If RevInStr = 0 Then RevInStr = 1
End Function
Function findrev(ss As String, s As String) As Long
findrev = InStrRev(s, ss)
End Function
'---------------------------------------------------------------------
Your RevInStr returns 1 less than all the other functions. I haven't
explored what might be needed to have it return the same values when there
are matches and 0 when there aren't.
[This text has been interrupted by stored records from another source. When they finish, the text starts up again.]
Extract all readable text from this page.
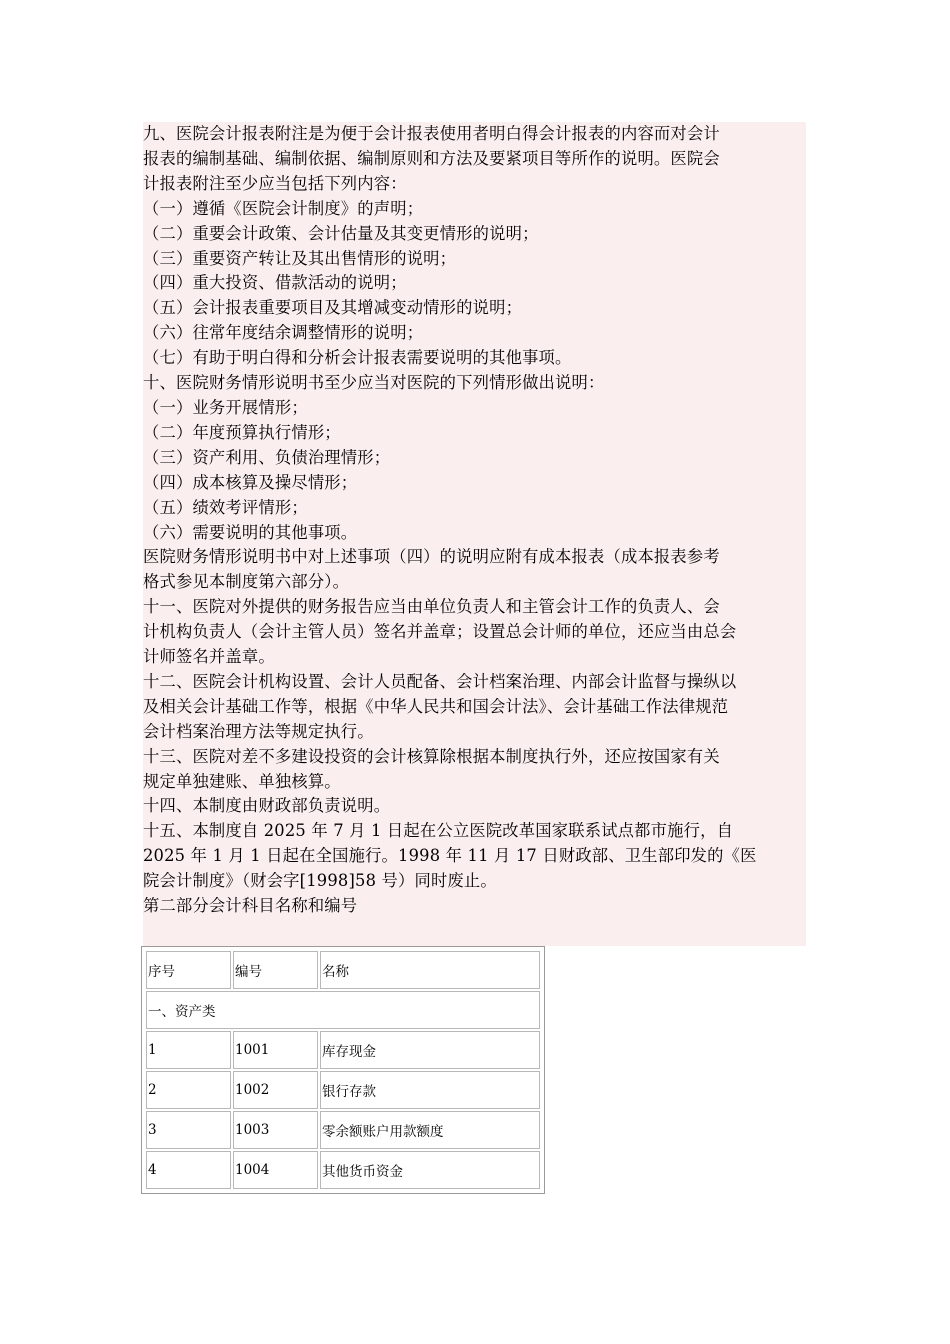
九、医院会计报表附注是为便于会计报表使用者明白得会计报表的内容而对会计
报表的编制基础、编制依据、编制原则和方法及要紧项目等所作的说明。医院会
计报表附注至少应当包括下列内容：
（一）遵循《医院会计制度》的声明；
（二）重要会计政策、会计估量及其变更情形的说明；
（三）重要资产转让及其出售情形的说明；
（四）重大投资、借款活动的说明；
（五）会计报表重要项目及其增减变动情形的说明；
（六）往常年度结余调整情形的说明；
（七）有助于明白得和分析会计报表需要说明的其他事项。
十、医院财务情形说明书至少应当对医院的下列情形做出说明：
（一）业务开展情形；
（二）年度预算执行情形；
（三）资产利用、负债治理情形；
（四）成本核算及操尽情形；
（五）绩效考评情形；
（六）需要说明的其他事项。
医院财务情形说明书中对上述事项（四）的说明应附有成本报表（成本报表参考
格式参见本制度第六部分）。
十一、医院对外提供的财务报告应当由单位负责人和主管会计工作的负责人、会
计机构负责人（会计主管人员）签名并盖章；设置总会计师的单位，还应当由总会
计师签名并盖章。
十二、医院会计机构设置、会计人员配备、会计档案治理、内部会计监督与操纵以
及相关会计基础工作等，根据《中华人民共和国会计法》、会计基础工作法律规范
会计档案治理方法等规定执行。
十三、医院对差不多建设投资的会计核算除根据本制度执行外，还应按国家有关
规定单独建账、单独核算。
十四、本制度由财政部负责说明。
十五、本制度自 2025 年 7 月 1 日起在公立医院改革国家联系试点都市施行，自
2025 年 1 月 1 日起在全国施行。1998 年 11 月 17 日财政部、卫生部印发的《医
院会计制度》（财会字[1998]58 号）同时废止。
第二部分会计科目名称和编号
序号	编号	名称
一、资产类		
1	1001	库存现金
2	1002	银行存款
3	1003	零余额账户用款额度
4	1004	其他货币资金
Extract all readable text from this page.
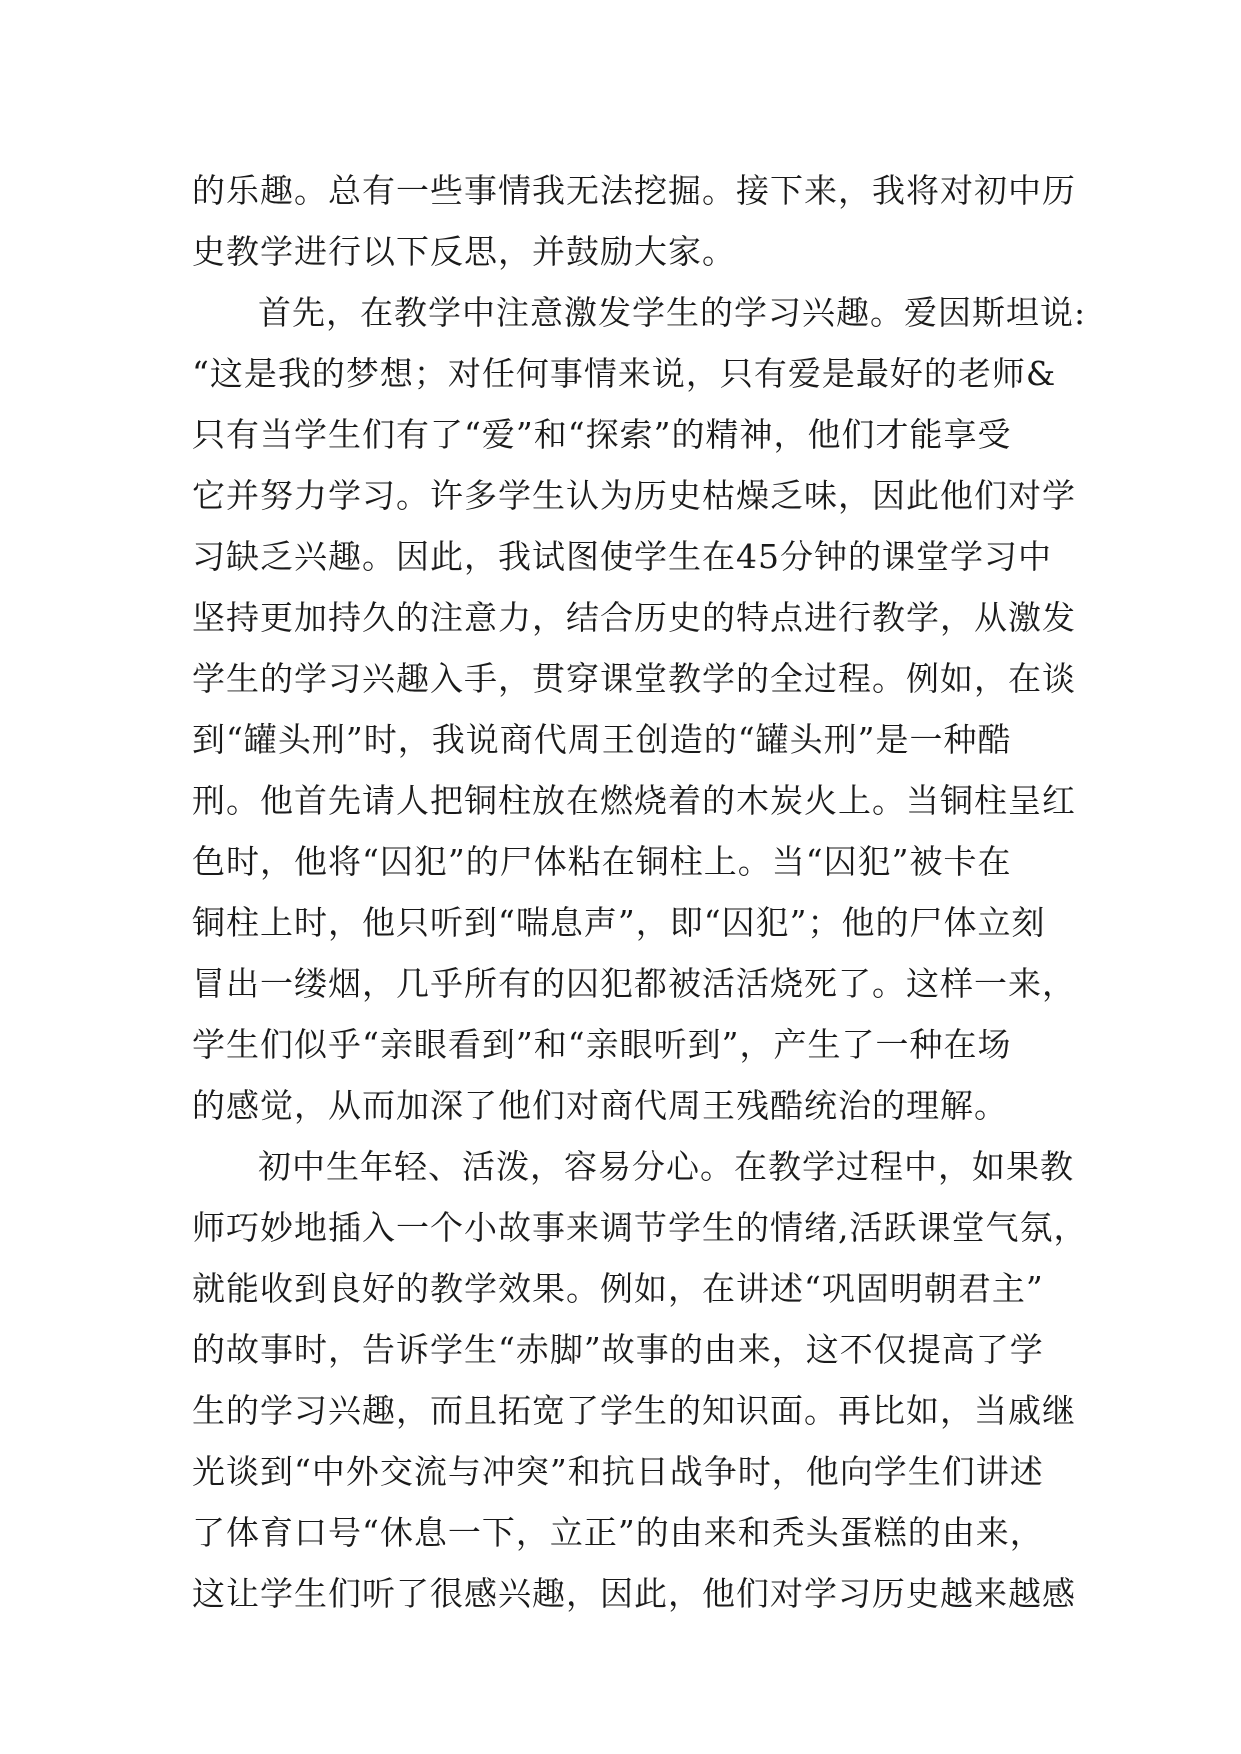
的乐趣。总有一些事情我无法挖掘。接下来，我将对初中历
史教学进行以下反思，并鼓励大家。
首先，在教学中注意激发学生的学习兴趣。爱因斯坦说:
“这是我的梦想；对任何事情来说，只有爱是最好的老师&
只有当学生们有了“爱”和“探索”的精神，他们才能享受
它并努力学习。许多学生认为历史枯燥乏味，因此他们对学
习缺乏兴趣。因此，我试图使学生在45分钟的课堂学习中
坚持更加持久的注意力，结合历史的特点进行教学，从激发
学生的学习兴趣入手，贯穿课堂教学的全过程。例如，在谈
到“罐头刑”时，我说商代周王创造的“罐头刑”是一种酷
刑。他首先请人把铜柱放在燃烧着的木炭火上。当铜柱呈红
色时，他将“囚犯”的尸体粘在铜柱上。当“囚犯”被卡在
铜柱上时，他只听到“喘息声”，即“囚犯”；他的尸体立刻
冒出一缕烟，几乎所有的囚犯都被活活烧死了。这样一来，
学生们似乎“亲眼看到”和“亲眼听到”，产生了一种在场
的感觉，从而加深了他们对商代周王残酷统治的理解。
初中生年轻、活泼，容易分心。在教学过程中，如果教
师巧妙地插入一个小故事来调节学生的情绪,活跃课堂气氛，
就能收到良好的教学效果。例如，在讲述“巩固明朝君主”
的故事时，告诉学生“赤脚”故事的由来，这不仅提高了学
生的学习兴趣，而且拓宽了学生的知识面。再比如，当戚继
光谈到“中外交流与冲突”和抗日战争时，他向学生们讲述
了体育口号“休息一下，立正”的由来和秃头蛋糕的由来，
这让学生们听了很感兴趣，因此，他们对学习历史越来越感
Returning 1 for both no match at all
and the only match at the beginning of strString is bad programming.
However, given the times for direct InStrRev and findrev, a simple wrapper
around InStrRev, I'll strengthen with my original statement to this: anyone
with VBA6 would a fool not to use VBA6's InStrRev.